Today, after a memorable 15-year partnership with Sergio Garcia, we have mutually agreed on a release from the remaining years of his TaylorMade contract. It has been an honor to play a role in his performance throughout his career, including The PLAYERS Championship, 19 worldwide wins, Ryder Cup heroics and his 2017 Masters win. We congratulate Sergio on a career year and wish him all the best for the future.
The news doesn’t come as any sort of real surprise. Sergio has been spotted with Toulon Design (Odyssey/Callaway) and Callaway wedges in the bag. A source also told us that Sergio showed up a recent adidas Golf shoot with a full bag of Callaway gear.
While we don’t have confirmation from Callaway, we have every reason to believe a new deal is already in place.
Under ordinary circumstances, it would be odd for a company to release the reigning Master Champion from his contract (reportedly to sign with its primary competitor), but these aren’t ordinary times for TaylorMade. Last week it completed the formal/legal separation process from adidas and is now operating under the umbrella of private equity firm KPS Partners.

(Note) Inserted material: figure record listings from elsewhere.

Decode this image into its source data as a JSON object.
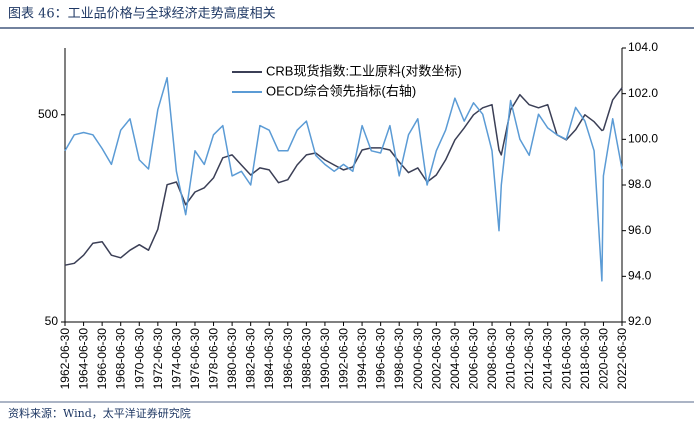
{
  "chart_data": {
    "type": "line",
    "title": "图表 46：工业品价格与全球经济走势高度相关",
    "source": "资料来源：Wind，太平洋证券研究院",
    "x": [
      "1962-06-30",
      "1963-06-30",
      "1964-06-30",
      "1965-06-30",
      "1966-06-30",
      "1967-06-30",
      "1968-06-30",
      "1969-06-30",
      "1970-06-30",
      "1971-06-30",
      "1972-06-30",
      "1973-06-30",
      "1974-06-30",
      "1975-06-30",
      "1976-06-30",
      "1977-06-30",
      "1978-06-30",
      "1979-06-30",
      "1980-06-30",
      "1981-06-30",
      "1982-06-30",
      "1983-06-30",
      "1984-06-30",
      "1985-06-30",
      "1986-06-30",
      "1987-06-30",
      "1988-06-30",
      "1989-06-30",
      "1990-06-30",
      "1991-06-30",
      "1992-06-30",
      "1993-06-30",
      "1994-06-30",
      "1995-06-30",
      "1996-06-30",
      "1997-06-30",
      "1998-06-30",
      "1999-06-30",
      "2000-06-30",
      "2001-06-30",
      "2002-06-30",
      "2003-06-30",
      "2004-06-30",
      "2005-06-30",
      "2006-06-30",
      "2007-06-30",
      "2008-06-30",
      "2009-03-31",
      "2009-06-30",
      "2010-06-30",
      "2011-06-30",
      "2012-06-30",
      "2013-06-30",
      "2014-06-30",
      "2015-06-30",
      "2016-06-30",
      "2017-06-30",
      "2018-06-30",
      "2019-06-30",
      "2020-04-30",
      "2020-06-30",
      "2021-06-30",
      "2022-06-30"
    ],
    "series": [
      {
        "name": "CRB现货指数:工业原料(对数坐标)",
        "color": "#3b3f56",
        "values": [
          94,
          96,
          105,
          120,
          122,
          105,
          102,
          111,
          118,
          111,
          140,
          230,
          237,
          184,
          212,
          222,
          248,
          310,
          320,
          286,
          256,
          277,
          271,
          235,
          243,
          286,
          320,
          327,
          303,
          286,
          271,
          280,
          338,
          346,
          346,
          338,
          296,
          263,
          277,
          237,
          256,
          303,
          378,
          432,
          500,
          540,
          559,
          338,
          320,
          528,
          625,
          559,
          540,
          559,
          400,
          378,
          423,
          500,
          463,
          420,
          423,
          590,
          675
        ]
      },
      {
        "name": "OECD综合领先指标(右轴)",
        "color": "#5b9bd5",
        "axis": "y2",
        "values": [
          99.5,
          100.2,
          100.3,
          100.2,
          99.6,
          98.9,
          100.4,
          100.9,
          99.1,
          98.7,
          101.3,
          102.7,
          98.6,
          96.7,
          99.5,
          98.9,
          100.2,
          100.6,
          98.4,
          98.6,
          98.0,
          100.6,
          100.4,
          99.5,
          99.5,
          100.4,
          100.8,
          99.3,
          98.9,
          98.6,
          98.9,
          98.6,
          100.6,
          99.5,
          99.4,
          100.6,
          98.4,
          100.2,
          100.9,
          98.0,
          99.5,
          100.4,
          101.8,
          100.8,
          101.6,
          101.1,
          99.5,
          96.0,
          98.0,
          101.7,
          100.0,
          99.3,
          101.1,
          100.5,
          100.2,
          100.0,
          101.4,
          100.8,
          99.5,
          93.8,
          98.4,
          100.9,
          98.7
        ]
      }
    ],
    "xlim": [
      "1962-06-30",
      "2022-06-30"
    ],
    "xticks": [
      "1962-06-30",
      "1964-06-30",
      "1966-06-30",
      "1968-06-30",
      "1970-06-30",
      "1972-06-30",
      "1974-06-30",
      "1976-06-30",
      "1978-06-30",
      "1980-06-30",
      "1982-06-30",
      "1984-06-30",
      "1986-06-30",
      "1988-06-30",
      "1990-06-30",
      "1992-06-30",
      "1994-06-30",
      "1996-06-30",
      "1998-06-30",
      "2000-06-30",
      "2002-06-30",
      "2004-06-30",
      "2006-06-30",
      "2008-06-30",
      "2010-06-30",
      "2012-06-30",
      "2014-06-30",
      "2016-06-30",
      "2018-06-30",
      "2020-06-30",
      "2022-06-30"
    ],
    "ylim": [
      50,
      1050
    ],
    "ylog": true,
    "yticks": [
      50,
      500
    ],
    "y2lim": [
      92,
      104
    ],
    "y2ticks": [
      {
        "value": 92,
        "label": "92.0"
      },
      {
        "value": 94,
        "label": "94.0"
      },
      {
        "value": 96,
        "label": "96.0"
      },
      {
        "value": 98,
        "label": "98.0"
      },
      {
        "value": 100,
        "label": "100.0"
      },
      {
        "value": 102,
        "label": "102.0"
      },
      {
        "value": 104,
        "label": "104.0"
      }
    ],
    "grid": false
  }
}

By necessity, KPS will reshape the way in which TaylorMade operates.
I’d wager that when the dust settles, the Garcia move will prove to be the first domino to fall in a line of significant cost-cutting measures. While cuts are likely to happen across the proverbial board, we expect significant cuts at the tour level which, when coupled with Nike’s exit last season, will almost assuredly change the value and volume of PGA Tour endorsement contracts moving forward.
This could open the door for smaller brands like Mizuno, Wilson, and Cleveland/Srixon to more bags at the tour level. You can bet that more names you know will be on the move come January 1st.
We’ve believed from the beginning that TaylorMade’s eventual buyer would need to make significant cuts to get things back on track at the company. Private equity seldom scales up, and KPS has a record of streamlining brands leaving its acquisitions lean, profitable, and more attractive to future buyers. It’s what it does with the companies it manages, and there’s no reason to think TaylorMade will be the exception.
The release of Sergio from his contract is the first visible sign of cost-cutting at TaylorMade in the post-adidas era, but it won’t be the last.